Microsoft and Data General Announce Strategic Alliance to Help Health-Care Customers Create Integrated Systems Using Microsoft ActiveX for Healthcare

Redmond, Wash., July 19, 1998 — Microsoft Corp. and Data General Corp. today announced a strategic alliance designed to give health-care organizations the tools they need to create efficient, integrated systems using disparate applications from many different software companies. These solutions, using Microsoft ActiveX for Healthcare, will allow health-care organizations to protect their current technology investments while giving them the flexibility to employ new technologies that can improve patient care and lower their overall costs.

“With ActiveX for Healthcare, Microsoft and Data General are delivering the enabling technology that will support a truly integrated health-care information system,” said Michael Worhach, vice president of Data General’s healthcare division. “Health-care providers now will have the technology support that will allow them to focus on their primary mission, delivering the best medical care for their patients.”

At the heart of this new strategy is the plan by Microsoft and Data General to establish a network of Healthcare Competency Centers, where software engineers from both companies will work closely with independent software vendors (ISVs) to address the integration needs of health-care organizations. At the new centers, ISVs will be able to develop and test ActiveX-compliant health-care applications running on Data General’s family of enterprise AviiON servers using the Microsoft Windows NT operating system and BackOffice platform. The ISVs will be able to demonstrate the interoperability of their applications to health-care customers, and customers will be able to test the Plug-and-Play capability of the new applications with their current system before they spend any money. The first Healthcare Competency Centers are scheduled to open at Data General’s Boston-area facilities in July 1998.

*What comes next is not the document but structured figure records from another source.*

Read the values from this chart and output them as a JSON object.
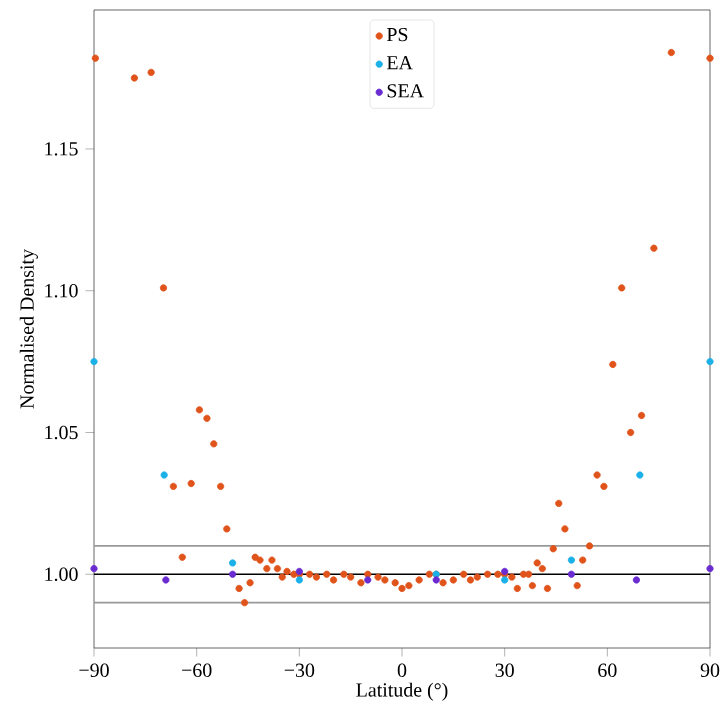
{
  "chart_data": {
    "type": "scatter",
    "xlabel": "Latitude (°)",
    "ylabel": "Normalised Density",
    "xlim": [
      -90,
      90
    ],
    "ylim": [
      0.974,
      1.199
    ],
    "xticks": [
      {
        "value": -90,
        "label": "−90"
      },
      {
        "value": -60,
        "label": "−60"
      },
      {
        "value": -30,
        "label": "−30"
      },
      0,
      30,
      60,
      90
    ],
    "yticks": [
      {
        "value": 1.0,
        "label": "1.00"
      },
      1.05,
      {
        "value": 1.1,
        "label": "1.10"
      },
      1.15
    ],
    "legend": "top",
    "marker": "circle",
    "grid": false,
    "ref_lines": [
      {
        "axis": "y",
        "value": 1.0,
        "color": "#000000"
      },
      {
        "axis": "y",
        "value": 1.01,
        "color": "#999999"
      },
      {
        "axis": "y",
        "value": 0.99,
        "color": "#999999"
      }
    ],
    "series": [
      {
        "name": "PS",
        "color": "#e0531a",
        "x": [
          -89.6,
          -78.2,
          -73.3,
          -69.7,
          -66.8,
          -64.2,
          -61.6,
          -59.2,
          -57.0,
          -55.0,
          -53.0,
          -51.2,
          -47.6,
          -46.0,
          -44.4,
          -42.9,
          -41.5,
          -39.5,
          -38.0,
          -36.4,
          -35.0,
          -33.6,
          -31.6,
          -30,
          -27,
          -25,
          -22,
          -20,
          -17,
          -15,
          -12,
          -10,
          -7,
          -5,
          -2,
          0,
          2,
          5,
          8,
          10,
          12,
          15,
          18,
          20,
          22,
          25,
          28,
          30,
          32.1,
          33.7,
          35.5,
          37.0,
          38.1,
          39.5,
          41.0,
          42.5,
          44.2,
          45.8,
          47.6,
          51.2,
          52.8,
          54.8,
          57.0,
          59.0,
          61.6,
          64.2,
          66.8,
          70.0,
          73.6,
          78.7,
          90
        ],
        "values": [
          1.182,
          1.175,
          1.177,
          1.101,
          1.031,
          1.006,
          1.032,
          1.058,
          1.055,
          1.046,
          1.031,
          1.016,
          0.995,
          0.99,
          0.997,
          1.006,
          1.005,
          1.002,
          1.005,
          1.002,
          0.999,
          1.001,
          1.0,
          1.0,
          1.0,
          0.999,
          1.0,
          0.998,
          1.0,
          0.999,
          0.997,
          1.0,
          0.999,
          0.998,
          0.997,
          0.995,
          0.996,
          0.998,
          1.0,
          1.0,
          0.997,
          0.998,
          1.0,
          0.998,
          0.999,
          1.0,
          1.0,
          1.0,
          0.999,
          0.995,
          1.0,
          1.0,
          0.996,
          1.004,
          1.002,
          0.995,
          1.009,
          1.025,
          1.016,
          0.996,
          1.005,
          1.01,
          1.035,
          1.031,
          1.074,
          1.101,
          1.05,
          1.056,
          1.115,
          1.184,
          1.182
        ]
      },
      {
        "name": "EA",
        "color": "#1ab0e8",
        "x": [
          -90,
          -69.5,
          -49.5,
          -30,
          10,
          30,
          49.5,
          69.5,
          90
        ],
        "values": [
          1.075,
          1.035,
          1.004,
          0.998,
          1.0,
          0.998,
          1.005,
          1.035,
          1.075
        ]
      },
      {
        "name": "SEA",
        "color": "#6a2bd1",
        "x": [
          -90,
          -69,
          -49.5,
          -30,
          -10,
          10,
          30,
          49.5,
          68.5,
          90
        ],
        "values": [
          1.002,
          0.998,
          1.0,
          1.001,
          0.998,
          0.998,
          1.001,
          1.0,
          0.998,
          1.002
        ]
      }
    ]
  }
}
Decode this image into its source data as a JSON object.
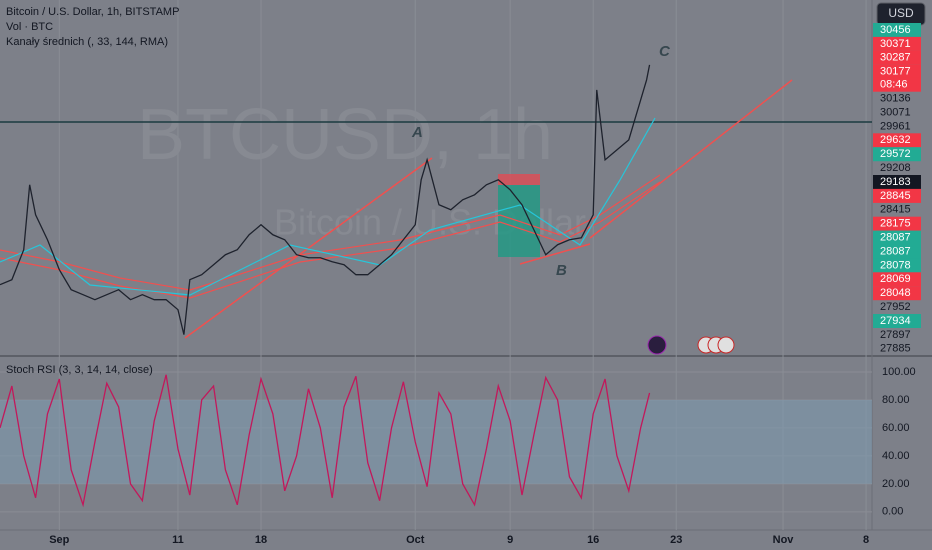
{
  "chart_data": [
    {
      "type": "line",
      "title": "Bitcoin / U.S. Dollar, 1h, BITSTAMP",
      "subtitles": [
        "Vol · BTC",
        "Kanały średnich (, 33, 144, RMA)"
      ],
      "currency": "USD",
      "watermark": [
        "BTCUSD, 1h",
        "Bitcoin / U.S. Dollar"
      ],
      "annotations": [
        "A",
        "B",
        "C"
      ],
      "countdown": "08:46",
      "x": [
        -5,
        -4,
        -3,
        -2.5,
        -2,
        -1,
        0,
        1,
        2,
        3,
        4,
        5,
        6,
        7,
        8,
        9,
        10,
        10.5,
        11,
        12,
        13,
        14,
        15,
        16,
        17,
        18,
        19,
        20,
        21,
        22,
        23,
        24,
        25,
        26,
        27,
        28,
        29,
        30,
        30.5,
        31,
        32,
        33,
        34,
        35,
        36,
        37,
        38,
        39,
        40,
        41,
        42,
        43,
        44,
        45,
        45.3,
        46,
        47,
        48,
        49,
        49.5,
        49.75
      ],
      "series": [
        {
          "name": "BTCUSD",
          "color": "#1e222d",
          "values": [
            28408,
            28448,
            28688,
            29208,
            28968,
            28768,
            28528,
            28368,
            28328,
            28288,
            28328,
            28368,
            28288,
            28328,
            28288,
            28288,
            28208,
            28008,
            28448,
            28488,
            28568,
            28648,
            28688,
            28808,
            28888,
            28808,
            28768,
            28648,
            28624,
            28624,
            28592,
            28568,
            28488,
            28488,
            28568,
            28648,
            28768,
            28888,
            29248,
            29408,
            29048,
            29008,
            29088,
            29128,
            29208,
            29248,
            29168,
            29048,
            28848,
            28648,
            28728,
            28768,
            28784,
            28968,
            29968,
            29408,
            29488,
            29568,
            29888,
            30048,
            30168
          ]
        }
      ],
      "xlim": [
        -5,
        68.5
      ],
      "xticks": [
        {
          "value": 0,
          "label": "Sep"
        },
        {
          "value": 10,
          "label": "11"
        },
        {
          "value": 17,
          "label": "18"
        },
        {
          "value": 30,
          "label": "Oct"
        },
        {
          "value": 38,
          "label": "9"
        },
        {
          "value": 45,
          "label": "16"
        },
        {
          "value": 52,
          "label": "23"
        },
        {
          "value": 61,
          "label": "Nov"
        },
        {
          "value": 68,
          "label": "8"
        }
      ],
      "ylim": [
        27845,
        30688
      ],
      "price_tags": [
        {
          "value": 30456,
          "color": "#22ab94"
        },
        {
          "value": 30371,
          "color": "#f23645"
        },
        {
          "value": 30287,
          "color": "#f23645"
        },
        {
          "value": 30177,
          "color": "#f23645"
        },
        {
          "value": 30136,
          "color": "none"
        },
        {
          "value": 30071,
          "color": "none"
        },
        {
          "value": 29961,
          "color": "none"
        },
        {
          "value": 29632,
          "color": "#f23645"
        },
        {
          "value": 29572,
          "color": "#22ab94"
        },
        {
          "value": 29208,
          "color": "none"
        },
        {
          "value": 29183,
          "color": "#131722"
        },
        {
          "value": 28845,
          "color": "#f23645"
        },
        {
          "value": 28415,
          "color": "none"
        },
        {
          "value": 28175,
          "color": "#f23645"
        },
        {
          "value": 28087,
          "color": "#22ab94"
        },
        {
          "value": 28087,
          "color": "#22ab94"
        },
        {
          "value": 28078,
          "color": "#22ab94"
        },
        {
          "value": 28069,
          "color": "#f23645"
        },
        {
          "value": 28048,
          "color": "#f23645"
        },
        {
          "value": 27952,
          "color": "none"
        },
        {
          "value": 27934,
          "color": "#22ab94"
        },
        {
          "value": 27897,
          "color": "none"
        },
        {
          "value": 27885,
          "color": "none"
        }
      ]
    },
    {
      "type": "line",
      "title": "Stoch RSI (3, 3, 14, 14, close)",
      "x": [
        -5,
        -4,
        -3,
        -2,
        -1,
        0,
        1,
        2,
        3,
        4,
        5,
        6,
        7,
        8,
        9,
        10,
        11,
        12,
        13,
        14,
        15,
        16,
        17,
        18,
        19,
        20,
        21,
        22,
        23,
        24,
        25,
        26,
        27,
        28,
        29,
        30,
        31,
        32,
        33,
        34,
        35,
        36,
        37,
        38,
        39,
        40,
        41,
        42,
        43,
        44,
        45,
        46,
        47,
        48,
        49,
        49.75
      ],
      "series": [
        {
          "name": "Stoch RSI",
          "color": "#c2185b",
          "values": [
            60,
            90,
            40,
            10,
            70,
            95,
            30,
            5,
            50,
            92,
            75,
            20,
            8,
            65,
            98,
            45,
            12,
            80,
            90,
            30,
            5,
            55,
            95,
            70,
            15,
            40,
            88,
            60,
            10,
            75,
            97,
            35,
            8,
            60,
            93,
            50,
            18,
            85,
            70,
            20,
            5,
            45,
            90,
            65,
            12,
            55,
            96,
            80,
            25,
            10,
            70,
            95,
            40,
            15,
            60,
            85
          ]
        }
      ],
      "xlim": [
        -5,
        68.5
      ],
      "ylim": [
        -13,
        110
      ],
      "yticks": [
        {
          "value": 100,
          "label": "100.00"
        },
        {
          "value": 80,
          "label": "80.00"
        },
        {
          "value": 60,
          "label": "60.00"
        },
        {
          "value": 40,
          "label": "40.00"
        },
        {
          "value": 20,
          "label": "20.00"
        },
        {
          "value": 0,
          "label": "0.00"
        }
      ],
      "band": [
        20,
        80
      ]
    }
  ]
}
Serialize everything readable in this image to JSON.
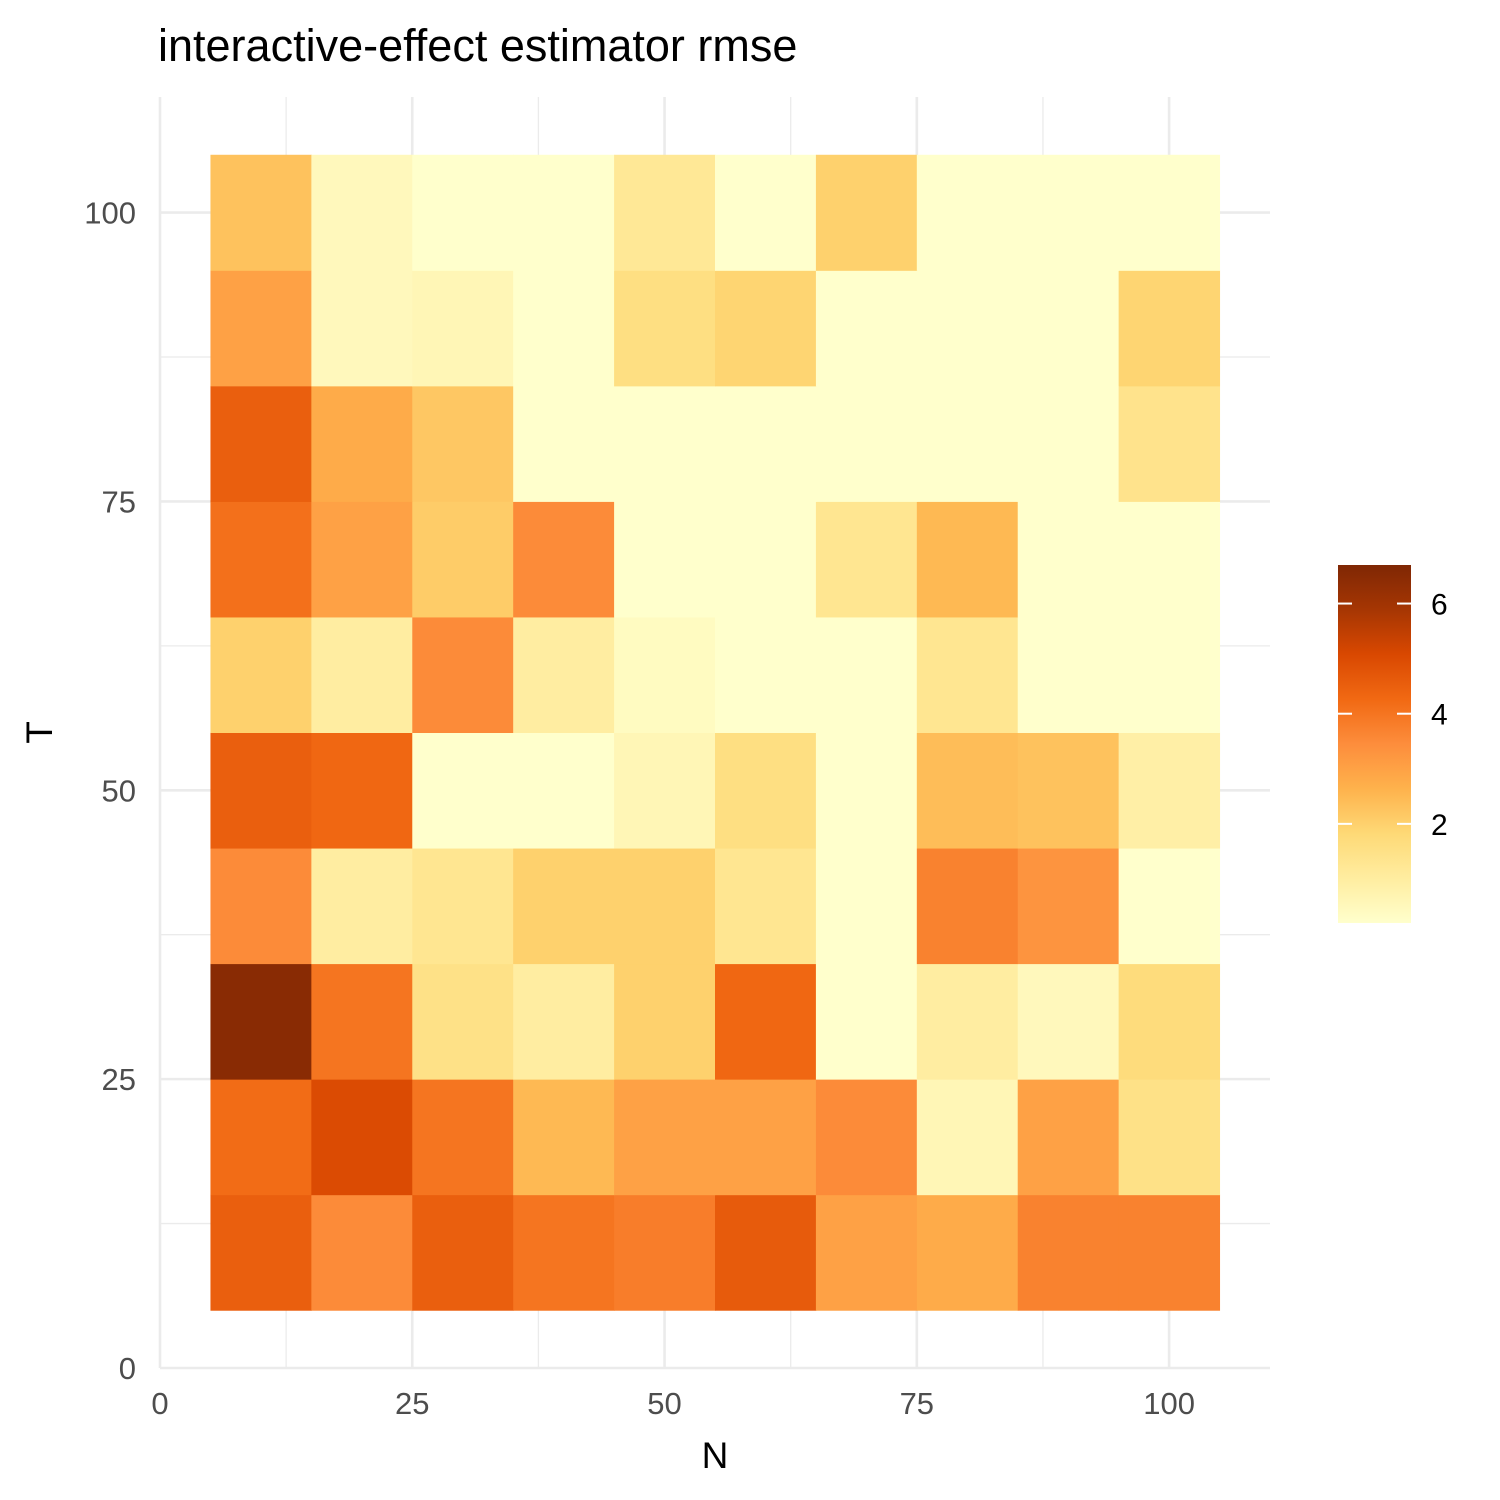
{
  "chart_data": {
    "type": "heatmap",
    "title": "interactive-effect estimator rmse",
    "xlabel": "N",
    "ylabel": "T",
    "x": [
      10,
      20,
      30,
      40,
      50,
      60,
      70,
      80,
      90,
      100
    ],
    "y": [
      10,
      20,
      30,
      40,
      50,
      60,
      70,
      80,
      90,
      100
    ],
    "xlim": [
      0,
      110
    ],
    "ylim": [
      0,
      110
    ],
    "xticks": [
      0,
      25,
      50,
      75,
      100
    ],
    "yticks": [
      0,
      25,
      50,
      75,
      100
    ],
    "values": [
      [
        4.5,
        3.5,
        4.5,
        4.0,
        3.8,
        4.6,
        3.0,
        2.8,
        3.7,
        3.7
      ],
      [
        4.2,
        5.0,
        4.0,
        2.5,
        3.0,
        3.0,
        3.5,
        0.6,
        3.0,
        1.5
      ],
      [
        6.5,
        4.0,
        1.5,
        1.0,
        2.0,
        4.3,
        0.2,
        1.0,
        0.5,
        1.7
      ],
      [
        3.5,
        1.0,
        1.3,
        2.0,
        2.0,
        1.3,
        0.2,
        3.7,
        3.3,
        0.2
      ],
      [
        4.5,
        4.3,
        0.2,
        0.2,
        0.6,
        1.6,
        0.2,
        2.4,
        2.3,
        0.9
      ],
      [
        2.0,
        1.0,
        3.5,
        1.0,
        0.4,
        0.2,
        0.2,
        1.3,
        0.2,
        0.2
      ],
      [
        4.1,
        3.0,
        2.1,
        3.5,
        0.2,
        0.2,
        1.3,
        2.5,
        0.2,
        0.2
      ],
      [
        4.5,
        2.8,
        2.2,
        0.2,
        0.2,
        0.2,
        0.2,
        0.2,
        0.2,
        1.4
      ],
      [
        3.0,
        0.5,
        0.6,
        0.2,
        1.6,
        1.9,
        0.2,
        0.2,
        0.2,
        1.9
      ],
      [
        2.3,
        0.5,
        0.2,
        0.2,
        1.2,
        0.2,
        2.0,
        0.2,
        0.2,
        0.2
      ]
    ],
    "color_scale": {
      "min": 0.2,
      "max": 6.7,
      "ticks": [
        2,
        4,
        6
      ],
      "colors": [
        "#ffffcc",
        "#ffeda0",
        "#fed976",
        "#feb24c",
        "#fd8d3c",
        "#f16913",
        "#d94801",
        "#a63603",
        "#7f2704"
      ]
    },
    "legend_position": "right",
    "grid": true
  }
}
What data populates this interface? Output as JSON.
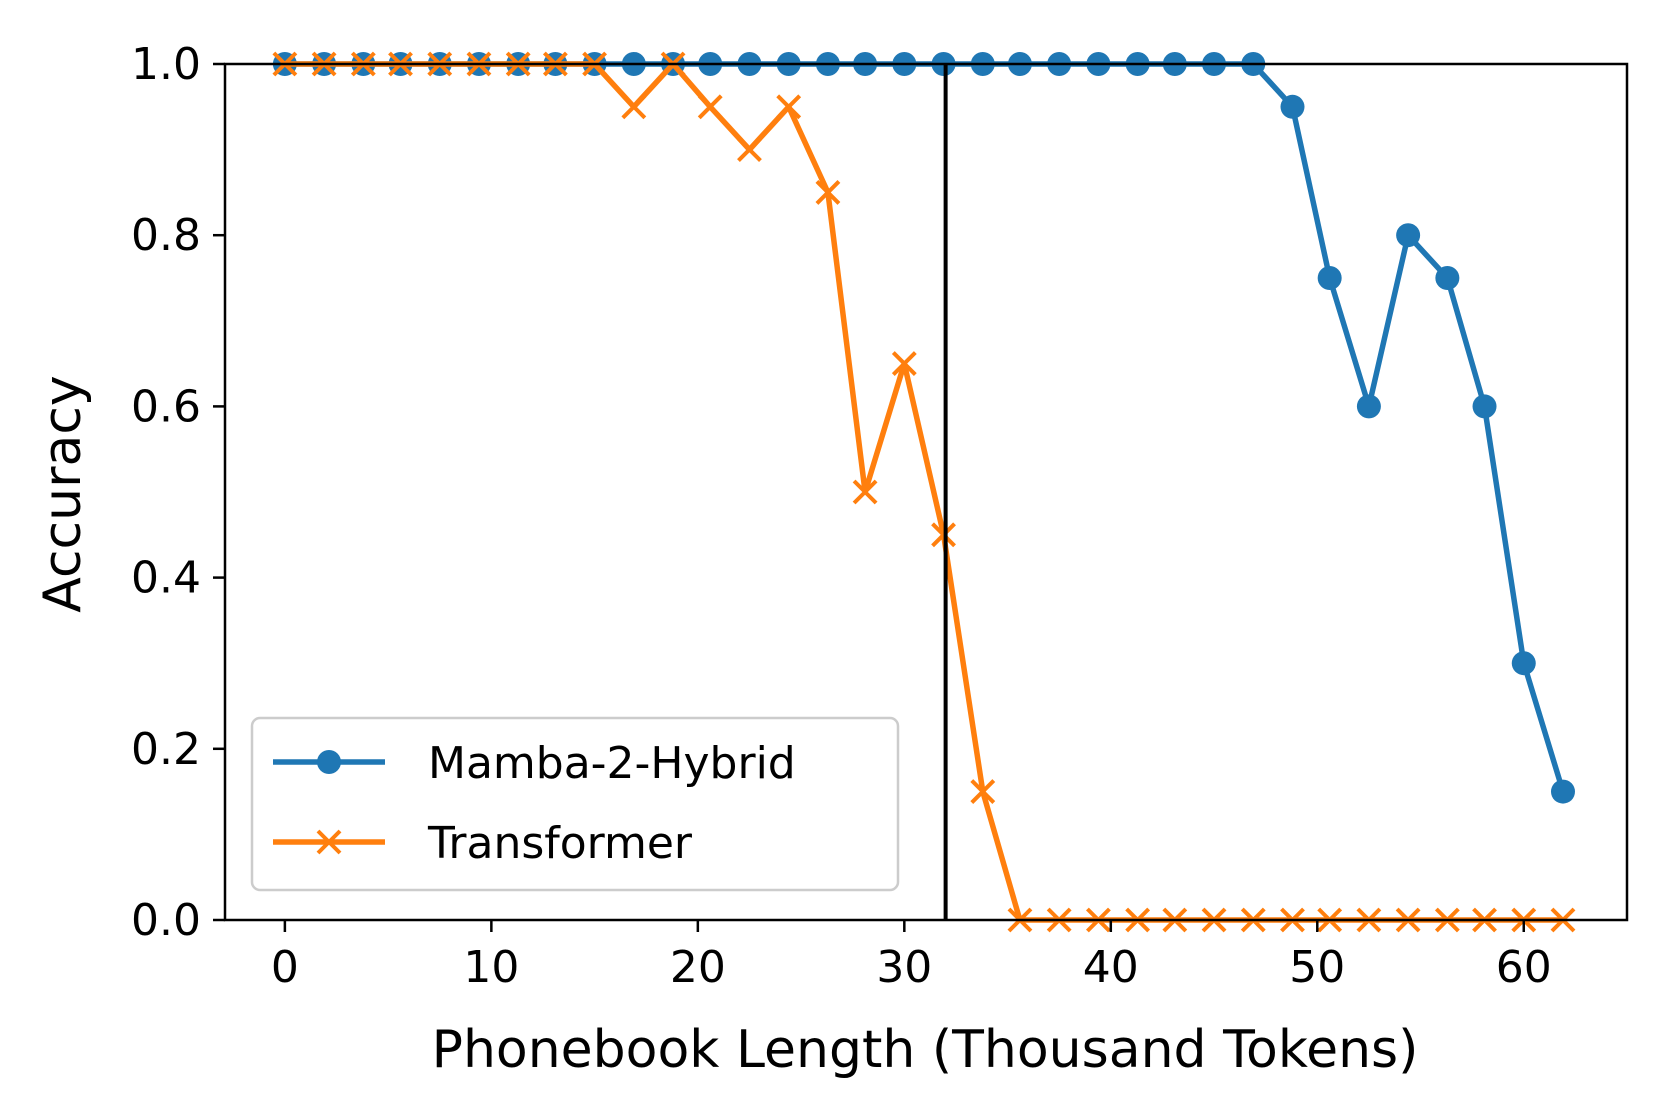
{
  "chart_data": {
    "type": "line",
    "xlabel": "Phonebook Length (Thousand Tokens)",
    "ylabel": "Accuracy",
    "xlim": [
      -2.9,
      65.0
    ],
    "ylim": [
      0.0,
      1.0
    ],
    "xticks": [
      "0",
      "10",
      "20",
      "30",
      "40",
      "50",
      "60"
    ],
    "yticks": [
      "0.0",
      "0.2",
      "0.4",
      "0.6",
      "0.8",
      "1.0"
    ],
    "grid": false,
    "legend_position": "lower-left",
    "reference_line_x": 32,
    "x": [
      0,
      1.9,
      3.8,
      5.6,
      7.5,
      9.4,
      11.3,
      13.1,
      15.0,
      16.9,
      18.8,
      20.6,
      22.5,
      24.4,
      26.3,
      28.1,
      30.0,
      31.9,
      33.8,
      35.6,
      37.5,
      39.4,
      41.3,
      43.1,
      45.0,
      46.9,
      48.8,
      50.6,
      52.5,
      54.4,
      56.3,
      58.1,
      60.0,
      61.9
    ],
    "series": [
      {
        "name": "Mamba-2-Hybrid",
        "color": "#1f77b4",
        "marker": "circle",
        "values": [
          1.0,
          1.0,
          1.0,
          1.0,
          1.0,
          1.0,
          1.0,
          1.0,
          1.0,
          1.0,
          1.0,
          1.0,
          1.0,
          1.0,
          1.0,
          1.0,
          1.0,
          1.0,
          1.0,
          1.0,
          1.0,
          1.0,
          1.0,
          1.0,
          1.0,
          1.0,
          0.95,
          0.75,
          0.6,
          0.8,
          0.75,
          0.6,
          0.3,
          0.15
        ]
      },
      {
        "name": "Transformer",
        "color": "#ff7f0e",
        "marker": "x",
        "values": [
          1.0,
          1.0,
          1.0,
          1.0,
          1.0,
          1.0,
          1.0,
          1.0,
          1.0,
          0.95,
          1.0,
          0.95,
          0.9,
          0.95,
          0.85,
          0.5,
          0.65,
          0.45,
          0.15,
          0.0,
          0.0,
          0.0,
          0.0,
          0.0,
          0.0,
          0.0,
          0.0,
          0.0,
          0.0,
          0.0,
          0.0,
          0.0,
          0.0,
          0.0
        ]
      }
    ]
  }
}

One of the biggest challenges facing health-care organizations today is the need to create integrated systems using a variety of applications from many different software companies. As the health-care industry continues to consolidate through mergers and acquisitions, CIOs must find a way to bring together the disparate systems and diverse facilities of these newly formed enterprises. At the same time, health-care providers must be able to choose the best new technologies for improving patient care, employing medical research and cutting costs.

ActiveX for Healthcare-compliant solutions, which use Microsoft technologies based on the Microsoft component object model (COM), are designed to provide true Plug-and-Play interoperability so that health-care organizations can select the best applications from any source to include as part of their integrated system. This eliminates the limitations and risks of relying on a single vendor, preserves and protects an organization’s current investment in technology while reducing duplication, and enables powerful new solutions.

“This alliance will empower developers to reduce costs, respond more quickly to changing customer needs, and count on maximum uptime from their ActiveX for Healthcare installations,” said John D. Carpenter, Jr., worldwide health-care industry manager at Microsoft. “Disparate systems are a major issue in the health-care industry. ActiveX for Healthcare is a powerful, enterprise object technology designed to achieve interoperability so customers can take advantage of COM and Windows NT Server while maintaining their investments in existing applications and systems.”